Rank(s): Marine Private
Dates of Service: -
Birth Date: 1785
Death Date: 7/25/1857
Ezekiel Howard, Jr. was born on May 26, 1784 in Lynn, Massachusetts to Anna (Downing) and Ezekiel Howard.
Prior to joining the Marines, Howard worked as a shoemaker. Lynn was a major exporter of shoes in the early 19th century and it is likely that he worked for one of the large-scale shoe manufacturers operating in the town.
Howard enlisted in the Marines at Boston on October 15, 1812. In early 1813 he was transferred from the Marine barracks to the frigate Chesapeake. He joined Constitution’s crew on August 19, 1813 and was transferred to the Charlestown Marine barracks on October 20, 1813.
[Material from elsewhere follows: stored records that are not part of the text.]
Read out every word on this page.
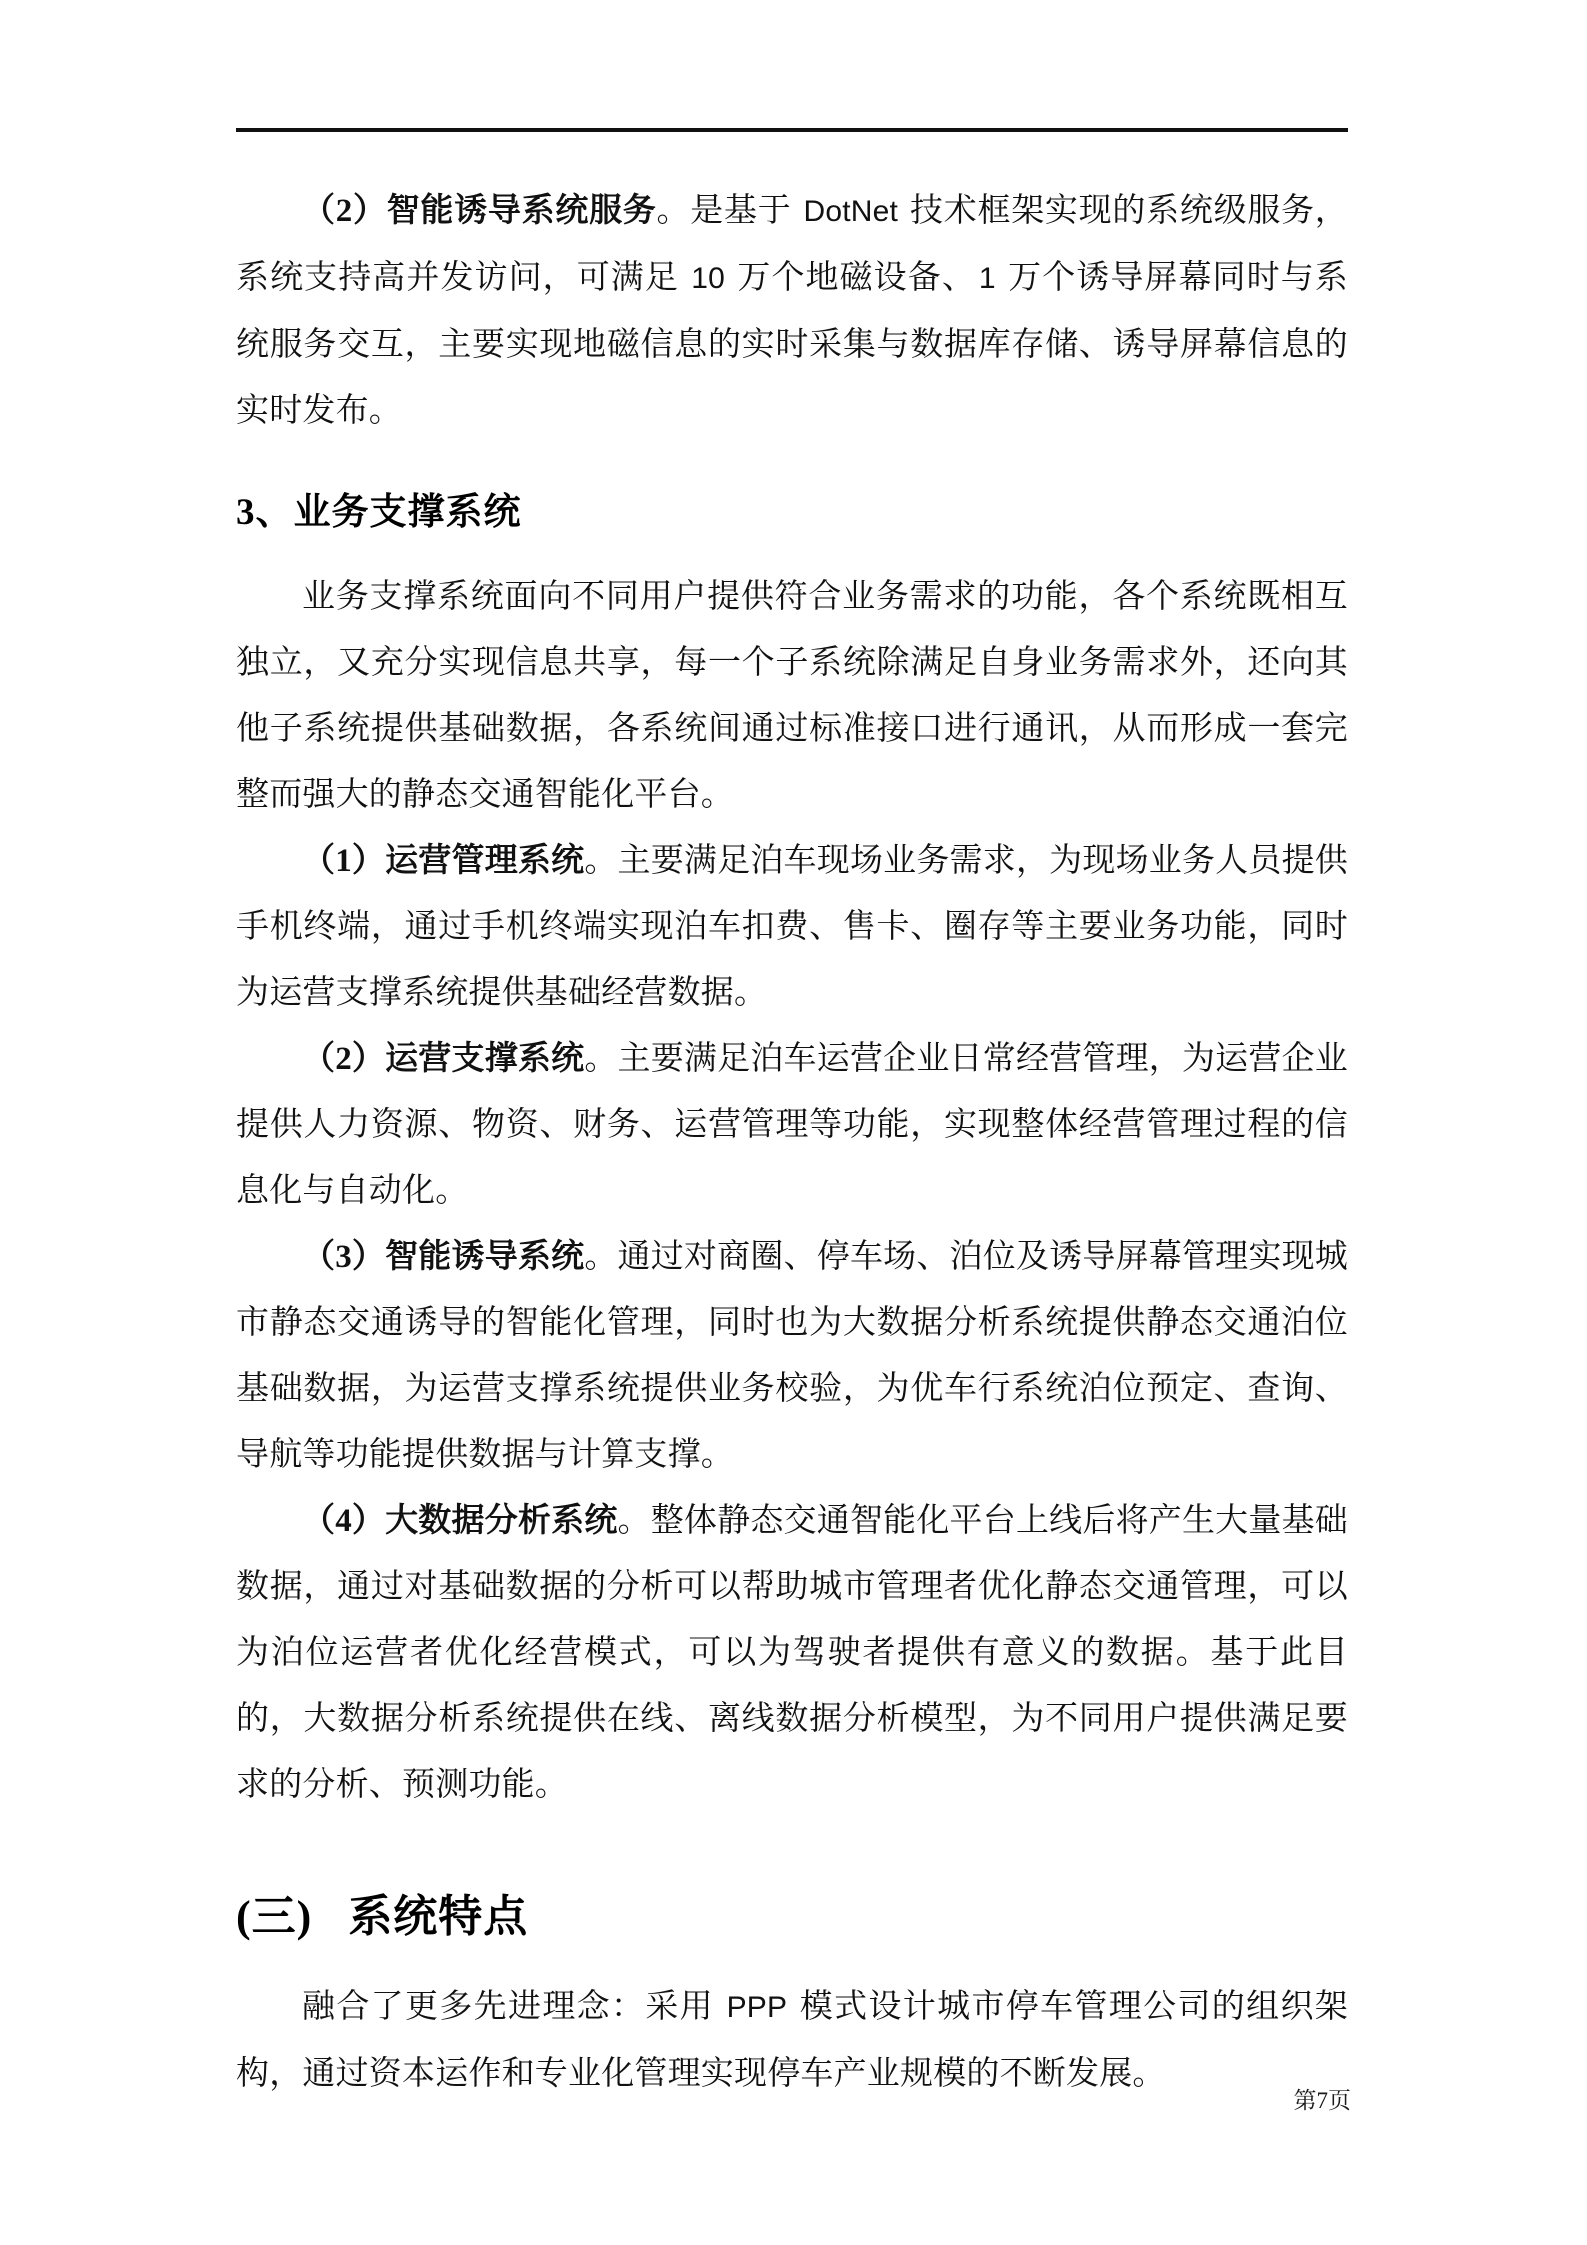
（2）智能诱导系统服务。是基于 DotNet 技术框架实现的系统级服务，系统支持高并发访问，可满足 10 万个地磁设备、 1 万个诱导屏幕同时与系统服务交互，主要实现地磁信息的实时采集与数据库存储、诱导屏幕信息的实时发布。

3、业务支撑系统

业务支撑系统面向不同用户提供符合业务需求的功能，各个系统既相互独立，又充分实现信息共享，每一个子系统除满足自身业务需求外，还向其他子系统提供基础数据，各系统间通过标准接口进行通讯，从而形成一套完整而强大的静态交通智能化平台。

（1）运营管理系统。主要满足泊车现场业务需求，为现场业务人员提供手机终端，通过手机终端实现泊车扣费、售卡、圈存等主要业务功能，同时为运营支撑系统提供基础经营数据。

（2）运营支撑系统。主要满足泊车运营企业日常经营管理，为运营企业提供人力资源、物资、财务、运营管理等功能，实现整体经营管理过程的信息化与自动化。

（3）智能诱导系统。通过对商圈、停车场、泊位及诱导屏幕管理实现城市静态交通诱导的智能化管理，同时也为大数据分析系统提供静态交通泊位基础数据，为运营支撑系统提供业务校验，为优车行系统泊位预定、查询、导航等功能提供数据与计算支撑。

（4）大数据分析系统。整体静态交通智能化平台上线后将产生大量基础数据，通过对基础数据的分析可以帮助城市管理者优化静态交通管理，可以为泊位运营者优化经营模式，可以为驾驶者提供有意义的数据。基于此目的，大数据分析系统提供在线、离线数据分析模型，为不同用户提供满足要求的分析、预测功能。

(三) 系统特点

融合了更多先进理念：采用 PPP 模式设计城市停车管理公司的组织架构，通过资本运作和专业化管理实现停车产业规模的不断发展。

第7页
Marine privates served as the shipboard police force and were, in effect, sea-going soldiers. They used the same manual of arms as the army and trained in much the same way. Unlike the army, Marines had to be familiar with naval work and warfare. Marines could not be ordered aloft to do the work of the seamen there, but they could expect to man the capstan or serve as gun crews on the gun deck. Marines stood watch as sentries at sensitive parts of the ship, to see that no unauthorized people passed into those spaces (such as the captain’s cabin or the spirit room). In battle, Marines armed with muskets or rifles took up station along the gangway or in the tops to keep up a constant fire on the enemy’s decks. The Marine private received $6.00-$8.00 per month.
Battles and Engagements
During his time on board, the ship was blockaded in Boston harbor.
Howard received his discharge from the Marines on October 29, 1817. He returned to Lynn, where he resumed the shoemaker’s trade. On March 21, 1855, he filed a declaration to obtain bounty land to which he was entitled under the Bounty Land Act of March 3, 1855. He was awarded 160 acres for his service.
Howard died of “paralysis” on July 25, 1857 in Lynn. His widow applied for and received a pension of $8.00 per month, commencing February 14, 1871. Lydia Howard died July 16, 1884.